Depuis que Rousseau, Bernardin de Saint-Pierre et Chateaubriand ont tourné les regards de leurs contemporains vers des spectacles dont les précédentes générations avaient à peine soupçonné la grandeur imposante ou le charme attrayant, la nature a occupé dans les œuvres de l’esprit une place de plus en plus considérable. Les poètes y ont puisé de vives et fécondes inspirations; les romanciers l’ont décrite presque avec autant de soin que les caractères de leurs personnages; les peintres en ont reproduit les couleurs puissantes, les lignes harmonieuses... Quant à la science, ses études sur le monde physique, ses analyses persévérantes et multipliées des éléments et des forces de la nature ont égalé surpassé les travaux de tous les siècles antérieurs…
A l’égard de l’explication philosophique de la nature, et en ce qui touche les problèmes relatifs à l’essence de la matière, de la force, de l’espace, du temps, combien de gens s’imaginent qu’on n’a le choix qu’entre la théorie positiviste, qui dénie à la raison toute connaissance des causes, et le matérialisme, qui ramène toutes les causes à une seule : l’atome doué de mouvement ! Combien vont répétant que les penseurs des autres écoles, obstinément renfermés dans leur moi solitaire, et volontairement étrangers au mouvement des sciences physiques et chimiques, sont incapables d’ouvrir la bouche ou de rien dire qui ait une valeur quelconque sur les plus admirables phénomènes de l’univers!
Or les penseurs qui tâchent d’interpréter la nature en se plaçant au point de vue de l’idéalisme sont aujourd’hui de trois sortes…

À PROPOS DES AUTEURS 

Alfred Fouillée (1838-1912) est un philosophe français connu pour sa notion d’« idée-force » et son adage juridique « Qui dit contractuel, dit juste ». Agrégé de philosophie en 1864, il enseigne avant de se consacrer pleinement à la recherche. Son œuvre tente de concilier positivisme et idéalisme en insistant sur le rôle actif de l’esprit. Il développe l’idée que la pensée influence la réalité par une action consciente. Son Histoire de la philosophie a été la première du genre publiée au Japon.

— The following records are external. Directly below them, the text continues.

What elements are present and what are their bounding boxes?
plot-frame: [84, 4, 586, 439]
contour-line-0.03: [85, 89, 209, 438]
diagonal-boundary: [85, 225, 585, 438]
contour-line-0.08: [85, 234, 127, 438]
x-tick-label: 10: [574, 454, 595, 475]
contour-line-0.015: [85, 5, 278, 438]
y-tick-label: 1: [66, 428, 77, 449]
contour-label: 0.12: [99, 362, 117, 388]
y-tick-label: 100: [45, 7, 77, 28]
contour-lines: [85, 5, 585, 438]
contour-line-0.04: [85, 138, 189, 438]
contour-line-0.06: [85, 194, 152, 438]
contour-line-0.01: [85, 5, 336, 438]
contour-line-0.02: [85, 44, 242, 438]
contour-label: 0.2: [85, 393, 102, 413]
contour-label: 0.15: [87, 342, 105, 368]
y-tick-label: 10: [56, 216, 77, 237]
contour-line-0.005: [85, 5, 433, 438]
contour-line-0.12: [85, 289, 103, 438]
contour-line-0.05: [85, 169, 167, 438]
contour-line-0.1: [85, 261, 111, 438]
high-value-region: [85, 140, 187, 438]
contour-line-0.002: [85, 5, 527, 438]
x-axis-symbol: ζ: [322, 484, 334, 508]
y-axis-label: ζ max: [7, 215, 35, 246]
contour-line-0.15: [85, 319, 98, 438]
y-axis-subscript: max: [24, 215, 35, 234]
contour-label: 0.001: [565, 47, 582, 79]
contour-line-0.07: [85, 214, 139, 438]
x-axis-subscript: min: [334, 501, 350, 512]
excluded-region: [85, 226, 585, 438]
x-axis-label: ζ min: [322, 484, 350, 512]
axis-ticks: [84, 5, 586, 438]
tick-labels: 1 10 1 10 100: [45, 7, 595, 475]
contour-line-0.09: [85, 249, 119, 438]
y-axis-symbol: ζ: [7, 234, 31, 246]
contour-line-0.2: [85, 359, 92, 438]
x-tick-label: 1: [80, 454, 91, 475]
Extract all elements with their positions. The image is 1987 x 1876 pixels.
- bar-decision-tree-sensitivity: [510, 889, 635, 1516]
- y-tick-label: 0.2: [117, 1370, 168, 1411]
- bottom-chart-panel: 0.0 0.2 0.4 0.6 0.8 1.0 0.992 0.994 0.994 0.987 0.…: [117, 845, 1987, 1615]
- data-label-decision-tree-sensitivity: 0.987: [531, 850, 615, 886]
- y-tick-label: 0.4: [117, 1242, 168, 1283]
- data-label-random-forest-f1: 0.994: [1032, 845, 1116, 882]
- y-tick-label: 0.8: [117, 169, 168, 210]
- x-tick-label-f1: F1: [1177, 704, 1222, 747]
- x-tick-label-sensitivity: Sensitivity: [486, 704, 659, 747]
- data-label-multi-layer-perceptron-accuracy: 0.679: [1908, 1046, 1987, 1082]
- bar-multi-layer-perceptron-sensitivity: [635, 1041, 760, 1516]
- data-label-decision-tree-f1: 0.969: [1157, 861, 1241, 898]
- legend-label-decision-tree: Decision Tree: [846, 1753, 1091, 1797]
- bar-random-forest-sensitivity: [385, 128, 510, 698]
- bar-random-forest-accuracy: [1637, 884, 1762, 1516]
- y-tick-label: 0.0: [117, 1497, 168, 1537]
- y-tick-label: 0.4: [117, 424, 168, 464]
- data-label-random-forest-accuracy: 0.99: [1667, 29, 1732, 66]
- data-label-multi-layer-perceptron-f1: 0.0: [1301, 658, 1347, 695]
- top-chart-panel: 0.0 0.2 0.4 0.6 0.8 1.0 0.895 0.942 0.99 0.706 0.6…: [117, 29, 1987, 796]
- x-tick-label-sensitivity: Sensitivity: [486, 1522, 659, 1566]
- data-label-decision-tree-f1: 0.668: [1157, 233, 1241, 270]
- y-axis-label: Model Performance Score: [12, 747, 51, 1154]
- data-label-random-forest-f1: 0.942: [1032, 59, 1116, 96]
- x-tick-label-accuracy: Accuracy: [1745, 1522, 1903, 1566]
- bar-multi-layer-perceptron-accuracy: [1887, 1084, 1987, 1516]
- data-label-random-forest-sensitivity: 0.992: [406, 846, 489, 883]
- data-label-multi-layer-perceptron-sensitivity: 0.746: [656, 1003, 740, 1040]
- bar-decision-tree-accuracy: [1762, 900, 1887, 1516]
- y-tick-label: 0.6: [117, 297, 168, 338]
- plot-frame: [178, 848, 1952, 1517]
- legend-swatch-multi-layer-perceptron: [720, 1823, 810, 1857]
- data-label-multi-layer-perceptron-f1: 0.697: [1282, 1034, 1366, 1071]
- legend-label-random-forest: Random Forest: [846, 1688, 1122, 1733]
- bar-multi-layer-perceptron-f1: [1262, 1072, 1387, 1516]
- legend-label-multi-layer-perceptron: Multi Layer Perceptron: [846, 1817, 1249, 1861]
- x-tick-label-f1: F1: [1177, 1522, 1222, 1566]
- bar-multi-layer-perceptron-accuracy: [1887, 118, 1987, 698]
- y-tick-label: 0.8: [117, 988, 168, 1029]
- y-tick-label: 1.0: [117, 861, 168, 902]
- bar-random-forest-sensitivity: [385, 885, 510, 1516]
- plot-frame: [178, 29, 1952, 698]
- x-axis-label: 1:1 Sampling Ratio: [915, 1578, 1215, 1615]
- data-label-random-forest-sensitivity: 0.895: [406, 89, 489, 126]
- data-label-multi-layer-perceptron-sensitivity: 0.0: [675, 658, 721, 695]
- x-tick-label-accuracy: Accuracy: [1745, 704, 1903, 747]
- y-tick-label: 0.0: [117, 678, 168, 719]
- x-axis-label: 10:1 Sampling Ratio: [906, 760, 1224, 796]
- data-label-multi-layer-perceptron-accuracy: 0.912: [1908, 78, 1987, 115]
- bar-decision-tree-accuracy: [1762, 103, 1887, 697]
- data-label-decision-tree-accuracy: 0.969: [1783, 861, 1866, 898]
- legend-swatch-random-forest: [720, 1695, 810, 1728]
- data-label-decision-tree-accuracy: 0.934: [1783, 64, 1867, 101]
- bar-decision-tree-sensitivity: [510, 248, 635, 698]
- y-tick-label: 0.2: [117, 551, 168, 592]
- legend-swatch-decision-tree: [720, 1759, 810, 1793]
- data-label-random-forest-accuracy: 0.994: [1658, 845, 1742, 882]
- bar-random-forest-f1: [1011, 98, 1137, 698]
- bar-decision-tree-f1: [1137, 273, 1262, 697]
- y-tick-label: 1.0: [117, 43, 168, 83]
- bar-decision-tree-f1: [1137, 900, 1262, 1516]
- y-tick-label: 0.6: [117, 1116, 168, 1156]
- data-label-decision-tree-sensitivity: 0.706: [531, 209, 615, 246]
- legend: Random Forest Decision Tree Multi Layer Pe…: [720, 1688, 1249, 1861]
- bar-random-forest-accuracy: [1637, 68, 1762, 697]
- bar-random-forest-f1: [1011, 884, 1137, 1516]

Jean Charles Lévêque (1818-1900) est un philosophe français spécialisé en métaphysique et esthétique. Agrégé de philosophie en 1842, il enseigne dans plusieurs lycées avant de devenir professeur au Collège de France en 1857. Il est reconnu pour ses travaux sur la science du beau et récompensé par plusieurs académies. Membre de l’Académie des sciences morales et politiques dès 1865, il laisse son nom à un prix de métaphysique.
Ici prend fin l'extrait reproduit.